Così come sorprende che tra urla e insulti nessuno abbia
finora fornito una sola cifra ufficiale per confutare la US Navy, forse perché
oggi le competenze sono confusamente divise tra Asl, Arpa, Arin e Ministero
della Salute: non sarà ora che anche in Campania e a Napoli si proceda a un
monitoraggio serio, quotidiano, affidato a un unico soggetto pubblico
responsabile, come del reso avviene in tutti i paesi che abbiano a cuore
l’ambiente e la salute dei cittadini? E’ quello che chiede Giorgio Assennato
che non solo apprezza la nostra denuncia, ma fa un passo avanti: i metodi
americani sono quelli giusti da usare anche in Italia dove invece si fa di
tutto per impedire, addirittura vietare di cercare le sostanze velenose.
Perciò sorprende che non sia proprio il sindaco – che
all’”Espresso” chiede un miliardo di danni! – a farsi interprete di queste
esigenze, visto che i suoi poteri in materia di salute sono pochi, mentre alta
è la sua rappresentanza politica. Del resto, proprio tre giorni prima che
andassimo in edicola, così lo apostrofa Aurelio De Laurentis, patron del Napoli
calcio: “Caro Luigi, quale azione state mettendo in atto tu e il presidente
della Regione Caldoro sull’inquinamento dei suoli in Campania? Qui ci vuole una
class action. I napoletani e i politici permettevano che fossero sversate
quantità incredibili di materiale cancerogeno”.
E lo stesso De Magistris in piena campagna elettorale,
aprile 2011, diceva:”Su Napoli grava
un’emergenza ambientale, legata chiaramente anche alla cattiva gestione del
ciclo dei rifiuti, che è diventata ormai insostenibile.
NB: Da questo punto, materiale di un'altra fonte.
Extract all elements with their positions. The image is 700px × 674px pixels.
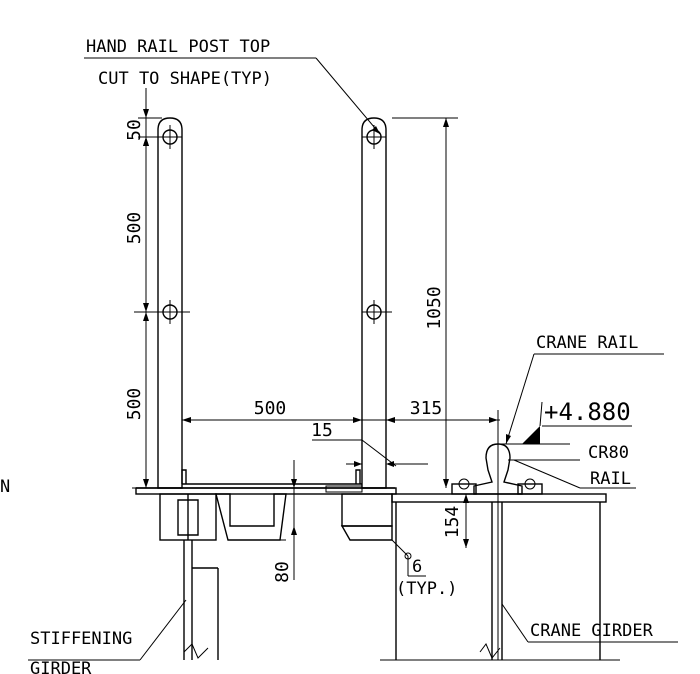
stiffening-label-line1: STIFFENING	[30, 629, 132, 649]
crane-girder-section	[380, 493, 620, 661]
left-handrail-post	[134, 117, 190, 489]
girder-gap-dimension-line	[463, 494, 469, 548]
stiffening-label-line2: GIRDER	[30, 659, 92, 674]
dimension-upper-post: 500	[124, 212, 145, 245]
handrail-top-label-line2: CUT TO SHAPE(TYP)	[98, 69, 272, 89]
elevation-label: +4.880	[544, 398, 631, 426]
weld-typ-label: (TYP.)	[396, 579, 457, 599]
dimension-plate: 15	[311, 420, 333, 441]
beam-depth-dimension-line	[291, 460, 297, 580]
rail-leader-lines	[508, 459, 636, 489]
handrail-top-leader	[84, 57, 381, 135]
dimension-rail-offset: 315	[410, 398, 443, 419]
cropped-edge-letter: N	[0, 477, 10, 497]
right-handrail-post	[361, 117, 392, 489]
crane-rail-leader	[505, 353, 664, 445]
dimension-girder-gap: 154	[442, 506, 463, 539]
crane-rail-label: CRANE RAIL	[536, 333, 638, 353]
dimension-post-spacing: 500	[254, 398, 287, 419]
post-height-dimension-line	[392, 117, 458, 488]
dimension-lower-post: 500	[124, 388, 145, 421]
dimension-post-height: 1050	[424, 286, 445, 329]
dimension-top-offset: 50	[124, 119, 145, 141]
crane-girder-leader	[501, 603, 678, 643]
crane-rail-profile	[451, 443, 543, 495]
stiffening-girder-section	[159, 493, 393, 660]
crane-girder-label: CRANE GIRDER	[530, 621, 654, 641]
plate-dimension-leader	[312, 439, 428, 467]
elevation-marker	[498, 401, 632, 445]
handrail-top-label-line1: HAND RAIL POST TOP	[86, 37, 270, 57]
walkway-deck	[135, 469, 397, 495]
horizontal-dimension-line	[182, 410, 500, 660]
stiffening-girder-leader	[28, 599, 187, 661]
dimension-beam-depth: 80	[272, 561, 293, 583]
weld-callout	[391, 539, 426, 577]
weld-size-label: 6	[412, 557, 422, 577]
rail-label: RAIL	[590, 469, 631, 489]
rail-size-label: CR80	[588, 443, 629, 463]
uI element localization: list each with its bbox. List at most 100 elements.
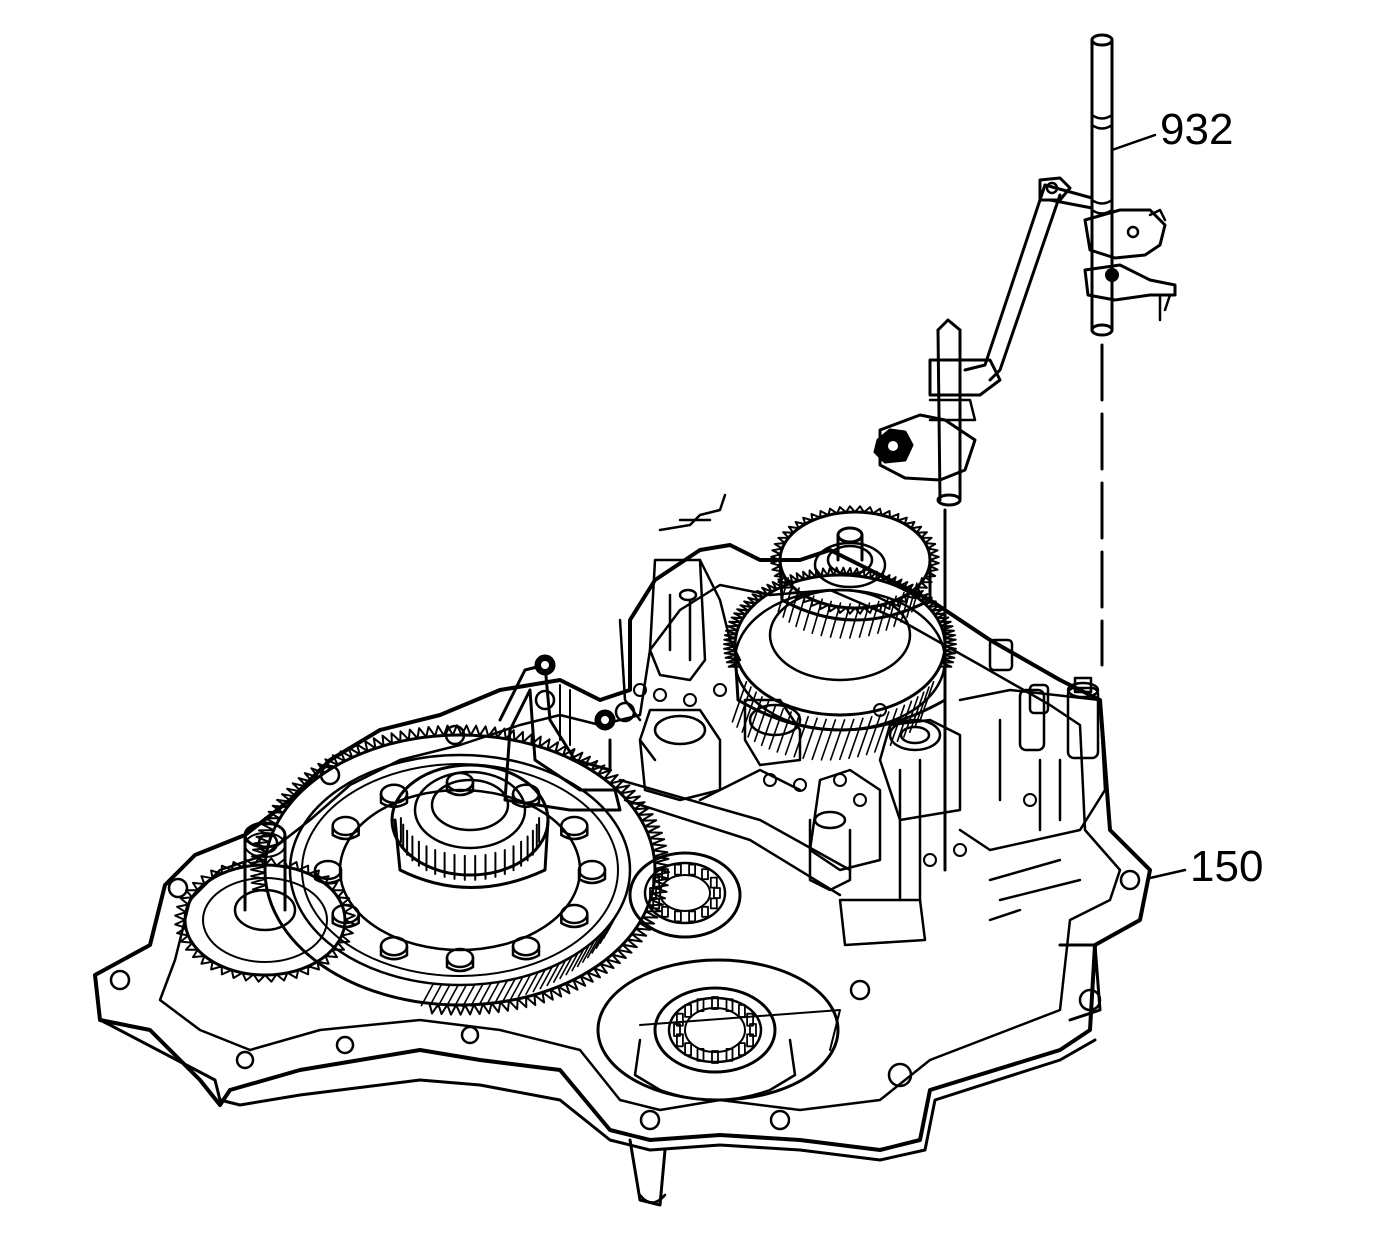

L’avvelenamento
dell’ambiente, infatti, è stato funzionale a interessi trasversali di politici
collusi, incapaci e “prenditori” di soldi pubblici, non certo di veri
imprenditori. E’ assurdo negare che non ci sia nesso di causalità tra la Terra
dei Fuochi, le discariche illegali, gli inceneritori e alcune patologie, anche
molto gravi, riscontrate nella popolazione”. Sembra di leggere “l’Espresso”.